Accounting Standards Leasing
What is a lease? • An agreement whereby the lessor conveys to the lessee in return for a payment or series of payments the right to use an asset for an agreed period of time IAS 17
Why lease an asset? • Tax advantages • Commercial advantages • Cash flow management • Conservation of capital • Continuity • Flexibility • Off balance sheet financing
Off balance sheet financing • P buys a machine for £500,000. • Q leases the same machine. • P will show a non-current asset and a loan in the SFP. They will show depreciation and interest in the SCI • Q will just show rental as part of operating profit.
Substance over form • To be reliable, information must represent faithfully the transactions and other events that it purports to represent. • To be reliable, financial information must represent the substance and economic reality of transactions and other events, not merely their legal form IASB Framework - Melville
Elements – key definitions • Asset A resource controlled by the enterprise as a result of past events and from which future economic benefits are expected to flow to the enterprise • Liability A present obligation of the enterprise arising from past events, the settlement of which is expected to result in an outflow from the enterprise of resources
IAS 17 • Originally issued 1982 • Distinguishes between two types of leases and recommends different accounting treatment for each
Definitions • Finance lease:A lease that transfers substantially all the risks and rewards of ownership of an asset. Title may or may not eventually be transferred. • Operating lease:A lease other than a finance lease
Risks and rewards? • Ownership transferred by end of lease term • Lease contains a bargain purchase option • Lease term for major part of asset’s useful economic life • At the start of the lease the present value of the minimum lease payments amounts to at least substantially all of the fair value of the leased asset
Example • Machine costs £800,000. Life of 3 years. • Could borrow £800,000 for 3 years at 10%pa • Could rent for £1,000 a day, terminable at any time by either party • Could sign a non-cancellable 3 year rental agreement with payments of £300,000pa in advance.

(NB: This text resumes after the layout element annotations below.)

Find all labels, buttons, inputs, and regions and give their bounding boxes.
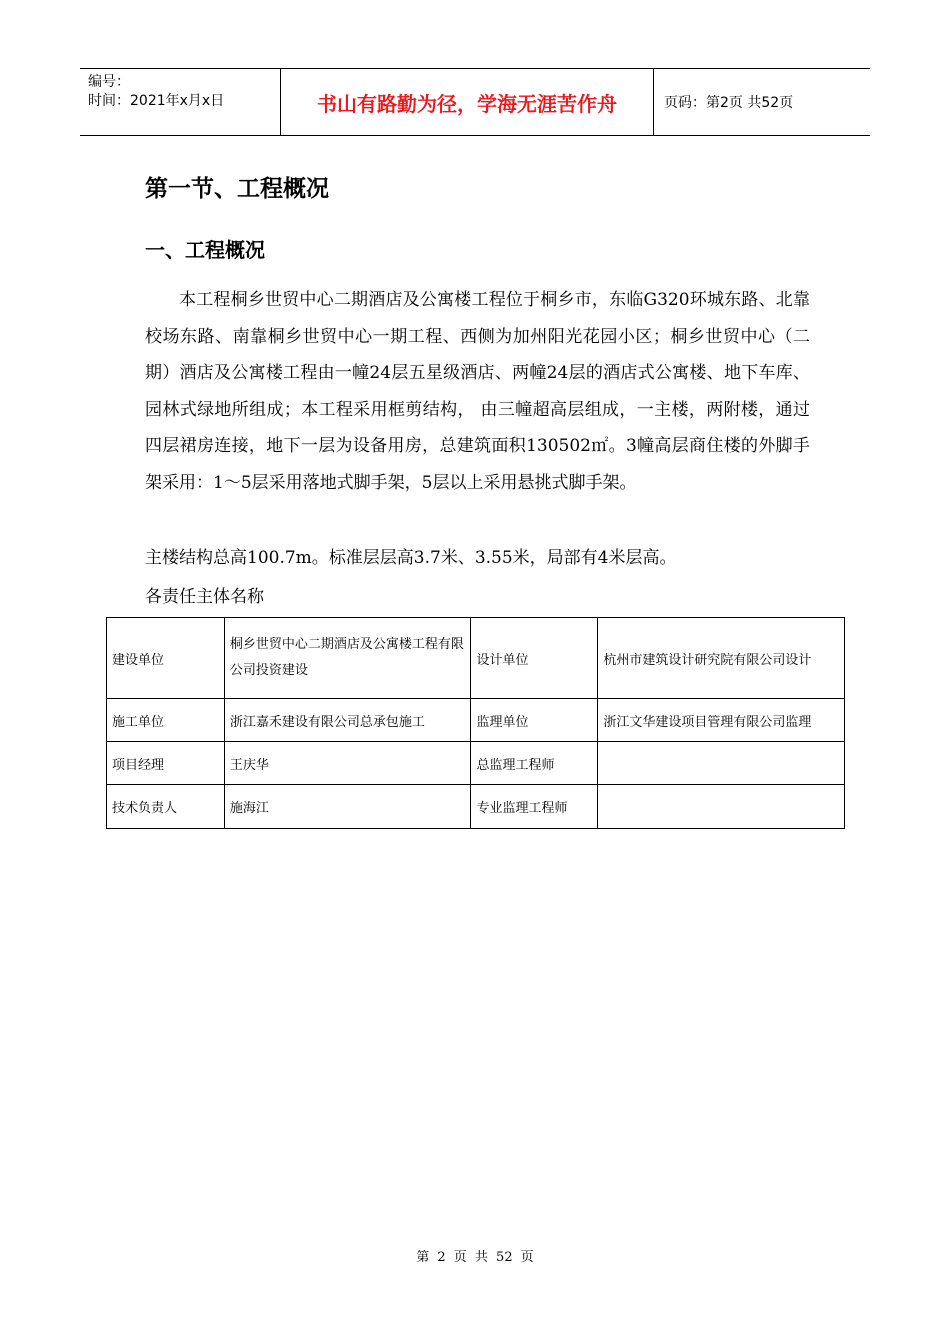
header-time: 时间：2021年x月x日	[88, 93, 225, 109]
table-row	[107, 742, 845, 785]
table-row	[107, 699, 845, 742]
table-cell-key: 总监理工程师	[471, 742, 598, 785]
page-footer: 第 2 页 共 52 页	[416, 1250, 534, 1265]
table-cell-key: 专业监理工程师	[471, 785, 598, 829]
table-cell-key: 项目经理	[107, 742, 225, 785]
table-cell-key: 监理单位	[471, 699, 598, 742]
header-number: 编号：	[88, 74, 130, 90]
table-cell-value	[598, 742, 845, 785]
height-line: 主楼结构总高100.7m。标准层层高3.7米、3.55米，局部有4米层高。	[145, 548, 677, 568]
section-title: 第一节、工程概况	[145, 176, 329, 202]
header-motto: 书山有路勤为径，学海无涯苦作舟	[281, 69, 654, 135]
responsibility-table	[106, 617, 845, 829]
table-cell-key: 技术负责人	[107, 785, 225, 829]
table-cell-key: 建设单位	[107, 618, 225, 699]
table-cell-value: 杭州市建筑设计研究院有限公司设计	[598, 618, 845, 699]
table-cell-value: 浙江文华建设项目管理有限公司监理	[598, 699, 845, 742]
table-cell-value: 桐乡世贸中心二期酒店及公寓楼工程有限公司投资建设	[224, 618, 471, 699]
table-cell-value: 浙江嘉禾建设有限公司总承包施工	[224, 699, 471, 742]
table-caption: 各责任主体名称	[145, 587, 264, 607]
table-cell-key: 设计单位	[471, 618, 598, 699]
page-header	[80, 68, 870, 136]
table-cell-value: 施海江	[224, 785, 471, 829]
table-row	[107, 618, 845, 699]
table-row	[107, 785, 845, 829]
overview-paragraph: 本工程桐乡世贸中心二期酒店及公寓楼工程位于桐乡市，东临G320环城东路、北靠校场东路、南靠桐乡世贸中心一期工程、西侧为加州阳光花园小区；桐乡世贸中心（二期）酒店及公寓楼工程由一幢24层五星级酒店、两幢24层的酒店式公寓楼、地下车库、园林式绿地所组成；本工程采用框剪结构， 由三幢超高层组成，一主楼，两附楼，通过四层裙房连接，地下一层为设备用房，总建筑面积130502㎡。3幢高层商住楼的外脚手架采用：1～5层采用落地式脚手架，5层以上采用悬挑式脚手架。	[145, 290, 810, 493]
header-meta	[80, 69, 281, 135]
table-cell-key: 施工单位	[107, 699, 225, 742]
header-page-info: 页码：第2页 共52页	[664, 95, 794, 111]
table-cell-value	[598, 785, 845, 829]
table-cell-value: 王庆华	[224, 742, 471, 785]
subsection-title: 一、工程概况	[145, 238, 265, 262]
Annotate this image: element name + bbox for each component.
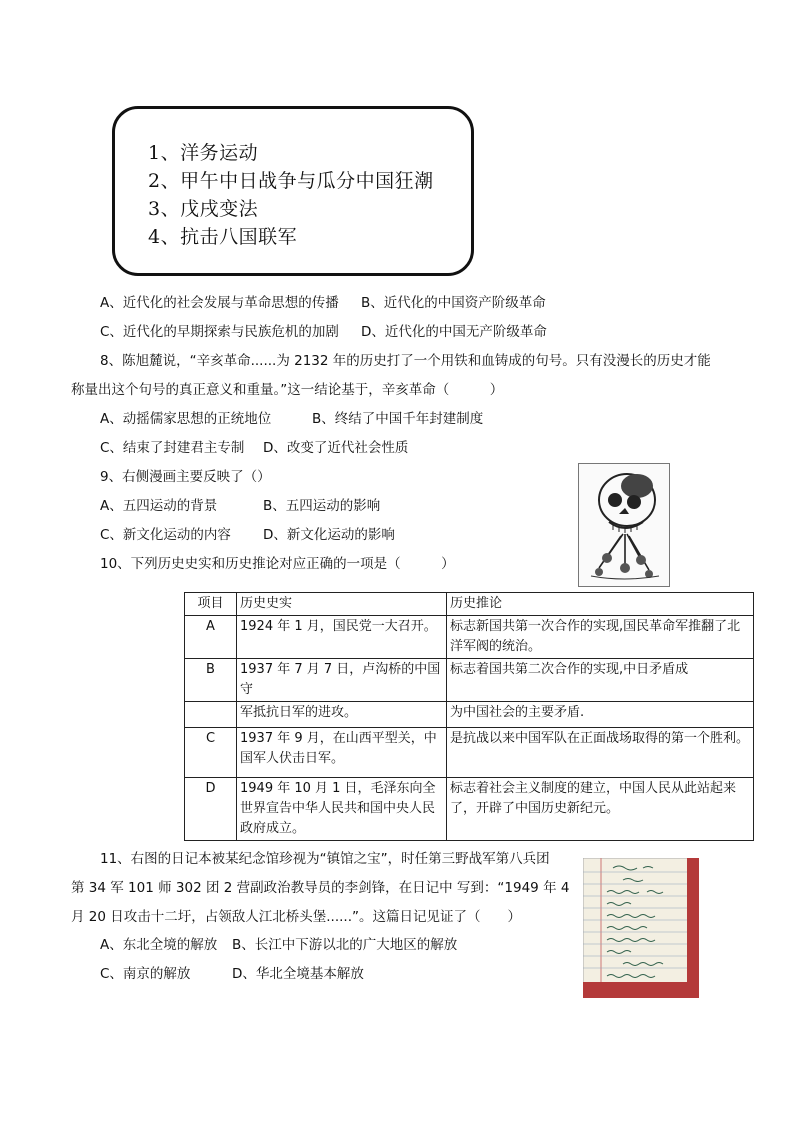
table-cell: C: [185, 728, 237, 778]
table-cell: 1937 年 9 月，在山西平型关，中国军人伏击日军。: [237, 728, 447, 778]
q8-option-b: B、终结了中国千年封建制度: [312, 411, 484, 427]
table-header: 历史史实: [237, 593, 447, 616]
table-row: [185, 659, 754, 702]
table-cell: 标志着国共第二次合作的实现,中日矛盾成: [447, 659, 754, 702]
table-header: 历史推论: [447, 593, 754, 616]
q11-option-b: B、长江中下游以北的广大地区的解放: [232, 937, 458, 953]
q9-stem: 9、右侧漫画主要反映了（）: [100, 469, 271, 485]
q7-option-d: D、近代化的中国无产阶级革命: [361, 324, 547, 340]
skull-cartoon-drawing: [579, 464, 669, 586]
topic-item: 1、洋务运动: [148, 142, 259, 164]
table-cell: [185, 702, 237, 728]
table-row: [185, 616, 754, 659]
q8-option-a: A、动摇儒家思想的正统地位: [100, 411, 272, 427]
diary-image: [583, 858, 699, 998]
table-row: [185, 702, 754, 728]
q11-option-c: C、南京的解放: [100, 966, 191, 982]
table-row: [185, 728, 754, 778]
table-cell: 为中国社会的主要矛盾.: [447, 702, 754, 728]
q8-option-d: D、改变了近代社会性质: [263, 440, 409, 456]
table-cell: 标志新国共第一次合作的实现,国民革命军推翻了北洋军阀的统治。: [447, 616, 754, 659]
table-cell: 1949 年 10 月 1 日，毛泽东向全世界宣告中华人民共和国中央人民政府成立。: [237, 778, 447, 841]
q10-stem: 10、下列历史史实和历史推论对应正确的一项是（ ）: [100, 556, 455, 572]
q8-option-c: C、结束了封建君主专制: [100, 440, 245, 456]
table-row: [185, 778, 754, 841]
table-cell: 是抗战以来中国军队在正面战场取得的第一个胜利。: [447, 728, 754, 778]
table-cell: D: [185, 778, 237, 841]
q8-stem-line1: 8、陈旭麓说，“辛亥革命......为 2132 年的历史打了一个用铁和血铸成的句号。只有没漫长的历史才能: [100, 353, 711, 369]
topic-item: 2、甲午中日战争与瓜分中国狂潮: [148, 170, 434, 192]
q11-stem-line3: 月 20 日攻击十二圩，占领敌人江北桥头堡......”。这篇日记见证了（ ）: [71, 909, 522, 925]
q7-option-a: A、近代化的社会发展与革命思想的传播: [100, 295, 339, 311]
q7-option-c: C、近代化的早期探索与民族危机的加剧: [100, 324, 339, 340]
q10-table: [184, 592, 754, 841]
topic-item: 3、戊戌变法: [148, 198, 259, 220]
q7-option-b: B、近代化的中国资产阶级革命: [361, 295, 546, 311]
table-cell: 1924 年 1 月，国民党一大召开。: [237, 616, 447, 659]
table-cell: 军抵抗日军的进攻。: [237, 702, 447, 728]
topic-item: 4、抗击八国联军: [148, 226, 298, 248]
table-cell: A: [185, 616, 237, 659]
q9-option-b: B、五四运动的影响: [263, 498, 381, 514]
table-cell: B: [185, 659, 237, 702]
q11-stem-line1: 11、右图的日记本被某纪念馆珍视为“镇馆之宝”，时任第三野战军第八兵团: [100, 851, 550, 867]
table-header-row: [185, 593, 754, 616]
q8-stem-line2: 称量出这个句号的真正意义和重量。”这一结论基于，辛亥革命（ ）: [71, 382, 504, 398]
q9-option-a: A、五四运动的背景: [100, 498, 218, 514]
q9-option-c: C、新文化运动的内容: [100, 527, 231, 543]
table-header: 项目: [185, 593, 237, 616]
q11-option-d: D、华北全境基本解放: [232, 966, 364, 982]
table-cell: 1937 年 7 月 7 日，卢沟桥的中国守: [237, 659, 447, 702]
diary-notebook-drawing: [583, 858, 699, 998]
q11-stem-line2: 第 34 军 101 师 302 团 2 营副政治教导员的李剑锋，在日记中 写到：“1949 年 4: [71, 880, 570, 896]
topic-box: [112, 106, 474, 276]
q9-option-d: D、新文化运动的影响: [263, 527, 395, 543]
table-cell: 标志着社会主义制度的建立，中国人民从此站起来了，开辟了中国历史新纪元。: [447, 778, 754, 841]
cartoon-image: [578, 463, 670, 587]
q11-option-a: A、东北全境的解放: [100, 937, 218, 953]
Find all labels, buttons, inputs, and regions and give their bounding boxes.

Accounting treatment for finance leases • Statement of Financial Position • Non current asset • Liability (current and non current) • Statement of Comprehensive Income • Depreciation • Interest/finance charge • NOT lease rental
Example • Machine has a fair value of £10,000 and a residual value of £nil at the end of a 5 year life. • Lease terms: 5 payments of £2,500 pa in advance commencing 1 Jan X1. • The interest rate implicit in the lease is 12.6%
Example: Asset side • Depreciation is 10,000/5 years = £2,000pa • Net book value is : • Year 1 8,000 • Year 2 6,000 • Year 3 4,000 • Year 4 2,000 • Year 5 nil
Example: Liability side • Calculate total interest 5 x 2,500 = 12,500 10,000 interest 2,500 • Split interest across life of lease • Actuarial method – we will use only this method • Other possible methods are straight line and sum of the digits
Disclosure • Asset: either separate column in ppe table or note below • Liability: either separate on face of statement of financial position or note disclosure. • Split liability into current and non-current • Statement of comprehensive income: depreciation and finance cost
Example: Liability side At 31Dec X1: Total liability = 8,445 Non-current = 5,945 Current = interest accrual of £945 and obligation under the lease of (2,500 – 945) = £1,555
Operating leases • Remember this was anything that failed the finance lease test • No asset or obligation in the statement of financial position • Operating lease rentals charged to statement of comprehensive income on a straight line basis
Good points • It avoids some of the problems of off-balance sheet financing which tends to understate liabilities. • It attempts to make more consistency of treatment for leases which are in substance purchases of assets with a loan
Problems • The definition of a finance lease refers to risks and rewards of ownership, rather than to definitions of asset and liability. • There are some leases which can be classified as operating, but which are for a substantial period of time and are non-cancellable. These can currently be kept off-balance sheet.
The future? • There is a proposal to bring all non-cancellable leases onto the statement of financial position as finance leases. • BUT how to measure the asset/liability?